How to Dispose Your Medications Safely?
Many people have a habit of saving prescription medicines in order to save some money, but saving old medications can be risky. In order to save money, you should opt for free Rx card download from the internet. A prescription discount card can help you save up to 85% on your medication, so that you don’t have to save your medication even after it’s expired.
According to the U.S. Food and Drug Administration, medicine chemical composition changes with time and over time the expired medicines become less effective and can even be harmful. Sometimes unused/expired medicines are often left lying in medicine cabinets which can lead to drug abuse and misuse by other members of the family or friends. Seniors in the house might take those expired medicines accidentally that are no longer effective. This can result in dangerous side-effects or can cause drug interactions.
Each prescription and over-the-counter medications are not safe for every individual. Safe disposal of expired drugs is necessary as it ensures that they do not end up in the wrong hands.
To ensure that prescription drugs do not pose a risk to you or to others, follow these steps:
- Keep a check on your medicine cabinet regularly and remove all expired and unused over-the-counter and prescription drugs from time to time.
- Bring unused and expired drugs to your local pharmacist for safe disposal.
- Make sure not to flush medications down the toilet or sink to reduce the medicine level in surface water such as streams and rivers.
You can return your unused drugs to communities based on drug “take back” programs. These programs allow people to take their unused medications to a central location for proper disposal.
- Contact law enforcement agencies to know if they sponsor medicine take-back programs in your area.
- Transfer unused medicines to authorized sites include retail, clinic pharmacies or hospital registered with the Drug Enforcement Administration (DEA). Some of the authorized sites offer mail-back programs or collection receptacles (“drop-boxes”) too.
Drugs collected in take-back programs include:
- Over-the-counter drugs
- Prescription drugs
- Natural health products
Unfortunately, these programs collect only some of the unused drugs and pharmaceutical products. Remember that inhalers, sprays, needles, liquids and creams are not acceptable at the drop boxes.

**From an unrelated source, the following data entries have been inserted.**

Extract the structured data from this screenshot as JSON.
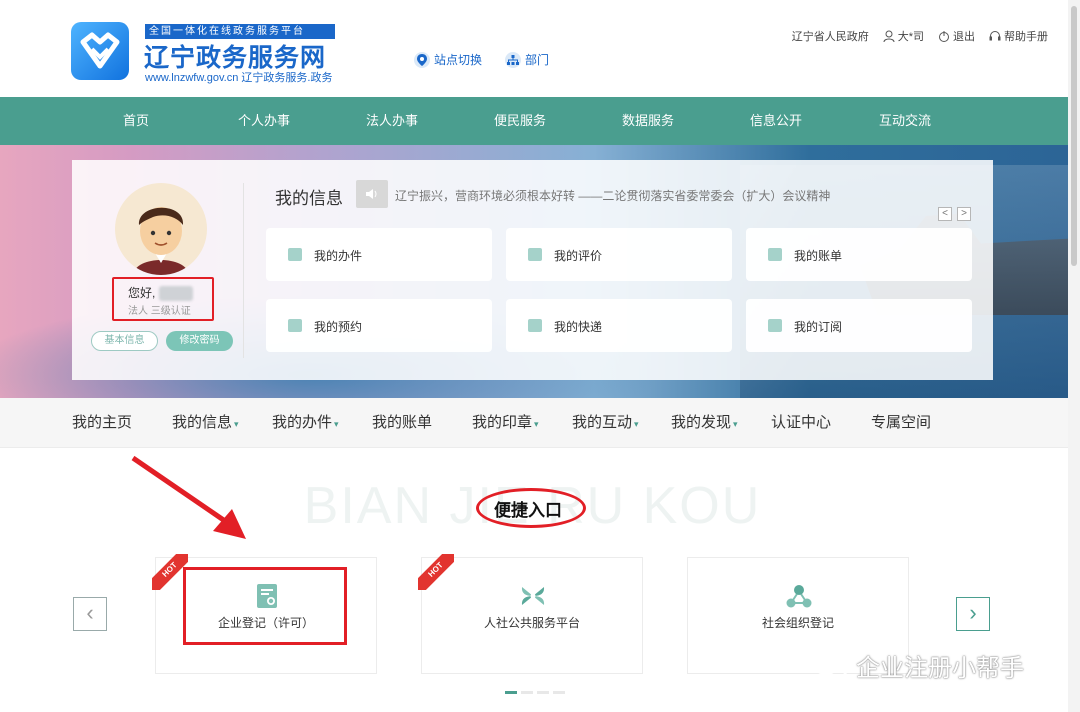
{
  "header": {
    "banner_text": "全国一体化在线政务服务平台",
    "site_title": "辽宁政务服务网",
    "site_subtitle": "www.lnzwfw.gov.cn  辽宁政务服务.政务",
    "station_switch": "站点切换",
    "department": "部门",
    "gov_link": "辽宁省人民政府",
    "user": "大*司",
    "logout": "退出",
    "help": "帮助手册"
  },
  "nav": {
    "items": [
      "首页",
      "个人办事",
      "法人办事",
      "便民服务",
      "数据服务",
      "信息公开",
      "互动交流"
    ]
  },
  "profile": {
    "greeting": "您好,",
    "auth": "法人  三级认证",
    "basic_info_btn": "基本信息",
    "change_pwd_btn": "修改密码"
  },
  "my_info": {
    "title": "我的信息",
    "notice": "辽宁振兴，营商环境必须根本好转 ——二论贯彻落实省委常委会（扩大）会议精神",
    "prev": "<",
    "next": ">",
    "tiles": [
      "我的办件",
      "我的评价",
      "我的账单",
      "我的预约",
      "我的快递",
      "我的订阅"
    ]
  },
  "subnav": {
    "items": [
      {
        "label": "我的主页",
        "caret": ""
      },
      {
        "label": "我的信息",
        "caret": "▾"
      },
      {
        "label": "我的办件",
        "caret": "▾"
      },
      {
        "label": "我的账单",
        "caret": ""
      },
      {
        "label": "我的印章",
        "caret": "▾"
      },
      {
        "label": "我的互动",
        "caret": "▾"
      },
      {
        "label": "我的发现",
        "caret": "▾"
      },
      {
        "label": "认证中心",
        "caret": ""
      },
      {
        "label": "专属空间",
        "caret": ""
      }
    ]
  },
  "quick": {
    "bg_text": "BIAN JIE RU KOU",
    "title": "便捷入口",
    "hot_label": "HOT",
    "cards": [
      "企业登记（许可）",
      "人社公共服务平台",
      "社会组织登记"
    ],
    "prev": "‹",
    "next": "›"
  },
  "watermark": "企业注册小帮手",
  "colors": {
    "primary": "#4a9e8f",
    "brand_blue": "#1a67c9",
    "highlight_red": "#e21f26"
  }
}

- You can also contact your city or county government’s household trash and recycling service for assistance, if there is no take-back program in your area.
If no disposal instructions are given on a drug label and no take-back program is available in your location, then follow these steps to dispose your medications safely.
- Remove medications from their original containers and mix them other substances include coffee grounds, dirt or kitty litter. Mixing drugs with other substance will make your drug less appealing to children and pets, and unrecognizable to people who intentionally go through the trash seeking drugs.
- Place the mixture of drugs in an empty can, sealable bag, or other waste container to prevent the leakage of drugs out of a garbage bag.
- Make drug labels unreadable by scratching out all identifying information. This will help protect your identity and the privacy of your personal health information.
- Ask your pharmacist, when in doubt about proper disposal.